Sen. Cindy Carlson brought books and a binder to show people what books she has found in Idaho libraries that could be considered offensive and that some libraries have clearly crossed the line and that kids have access to porn in schools.

"The school district in the district in the district I represent provided information on how to access sex toys through their school website... this should mortify us. This must stop and these institutions must be held responsible," Carlson said. 

Conzatti said that nearly 30 cities in Idaho make obscenity available to kids

Conzatti said, "the state of Idaho has a compelling interest in protecting the fundamental right of parents to nurture and direct their children's destiny, upbringing and education."

However, the idea of what is obscene has been debated and the Idaho Library Association stated in a press release that Idaho libraries are in compliance with existing law. Further that the association finds it "reprehensible" that librarians are being vilified.

"Libraries are committed to providing access to information and resources that serve the needs and interests of all members of their communities," Lance McGrath, President of the ILA stated. “Public and school libraries are beloved institutions that provide valuable services that are tailored to meet the needs of their communities. Librarians are valued community partners who work collaboratively with others to serve the information needs of their citizens, from young children to seniors, by providing collections that are appropriate for their communities.”

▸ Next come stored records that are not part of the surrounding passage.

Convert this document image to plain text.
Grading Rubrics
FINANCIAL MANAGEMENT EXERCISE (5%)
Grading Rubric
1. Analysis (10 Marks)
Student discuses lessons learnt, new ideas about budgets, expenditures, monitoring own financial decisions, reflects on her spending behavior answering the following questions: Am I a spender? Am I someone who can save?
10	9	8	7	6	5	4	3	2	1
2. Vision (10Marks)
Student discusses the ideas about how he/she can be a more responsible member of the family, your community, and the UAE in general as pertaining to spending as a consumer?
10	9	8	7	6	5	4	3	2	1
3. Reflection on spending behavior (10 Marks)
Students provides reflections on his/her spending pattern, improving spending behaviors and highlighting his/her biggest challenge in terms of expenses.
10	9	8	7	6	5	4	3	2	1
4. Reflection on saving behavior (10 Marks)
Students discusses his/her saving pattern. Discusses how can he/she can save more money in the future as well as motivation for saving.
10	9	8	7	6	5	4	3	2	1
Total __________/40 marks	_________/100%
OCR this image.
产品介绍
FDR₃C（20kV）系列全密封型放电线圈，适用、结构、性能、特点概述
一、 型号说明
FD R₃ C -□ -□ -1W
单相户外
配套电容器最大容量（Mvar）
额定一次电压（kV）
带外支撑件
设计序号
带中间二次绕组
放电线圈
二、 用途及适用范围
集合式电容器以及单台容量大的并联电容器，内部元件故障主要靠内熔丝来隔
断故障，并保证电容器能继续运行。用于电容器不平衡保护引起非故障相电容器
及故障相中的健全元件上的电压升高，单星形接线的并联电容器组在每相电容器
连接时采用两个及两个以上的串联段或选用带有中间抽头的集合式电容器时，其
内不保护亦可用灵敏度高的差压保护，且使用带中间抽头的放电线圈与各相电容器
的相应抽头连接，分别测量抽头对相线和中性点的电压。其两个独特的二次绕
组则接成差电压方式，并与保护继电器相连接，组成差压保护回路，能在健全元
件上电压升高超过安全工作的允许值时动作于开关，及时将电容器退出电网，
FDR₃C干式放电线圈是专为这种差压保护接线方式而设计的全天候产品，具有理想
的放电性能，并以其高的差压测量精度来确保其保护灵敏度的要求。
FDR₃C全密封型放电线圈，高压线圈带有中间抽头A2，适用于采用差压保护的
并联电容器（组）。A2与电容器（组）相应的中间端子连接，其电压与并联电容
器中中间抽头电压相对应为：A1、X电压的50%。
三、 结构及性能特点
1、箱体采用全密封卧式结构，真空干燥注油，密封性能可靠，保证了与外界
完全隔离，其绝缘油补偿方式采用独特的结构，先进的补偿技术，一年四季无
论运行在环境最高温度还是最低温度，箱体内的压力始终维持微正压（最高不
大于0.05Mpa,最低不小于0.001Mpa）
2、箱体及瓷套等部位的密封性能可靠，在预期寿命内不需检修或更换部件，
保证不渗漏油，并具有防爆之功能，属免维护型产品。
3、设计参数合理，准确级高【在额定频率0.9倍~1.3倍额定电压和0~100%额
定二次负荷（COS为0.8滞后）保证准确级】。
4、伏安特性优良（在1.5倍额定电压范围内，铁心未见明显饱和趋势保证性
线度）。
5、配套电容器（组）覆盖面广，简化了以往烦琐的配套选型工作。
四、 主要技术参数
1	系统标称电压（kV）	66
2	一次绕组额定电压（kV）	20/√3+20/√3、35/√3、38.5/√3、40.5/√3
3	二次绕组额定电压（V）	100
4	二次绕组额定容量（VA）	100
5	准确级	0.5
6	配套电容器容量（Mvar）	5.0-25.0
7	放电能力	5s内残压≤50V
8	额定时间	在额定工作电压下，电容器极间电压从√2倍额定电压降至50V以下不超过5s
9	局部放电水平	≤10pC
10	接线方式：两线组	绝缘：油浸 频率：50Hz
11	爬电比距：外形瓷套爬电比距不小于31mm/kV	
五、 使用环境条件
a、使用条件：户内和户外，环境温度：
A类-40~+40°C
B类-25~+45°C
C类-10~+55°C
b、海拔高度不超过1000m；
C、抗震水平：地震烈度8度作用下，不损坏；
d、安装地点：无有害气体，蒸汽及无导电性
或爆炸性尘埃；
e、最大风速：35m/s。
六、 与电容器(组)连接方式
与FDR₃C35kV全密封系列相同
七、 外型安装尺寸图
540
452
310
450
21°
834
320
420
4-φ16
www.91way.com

The association states that Idaho libraries both school and public do not provide materials that are harmful to children.

"Certain topics are complex and personal, and libraries respect everyone's personal values," the press release states. "Categorically describing books with any reference to sex as obscene or pornographic, and demanding library restriction via threat of civil penalty as with HO314, is an unlawful imposition of personal morality on an entire community."

A group called "Friends of Boise Public Library" wrote a press release that said HB 314 threatens libraries.

"Idaho’s libraries do not provide materials that are obscene or harmful to minors. This bill unnecessarily restricts library patrons' freedom to read, learn, and think freely. Libraries are for everyone, and librarians should be free to develop and share collections that serve the entire community without fear of being sued," the press release stated.

People gave testimony supporting both sides., the bill passed in the House.

The bill now moves to the Senate floor.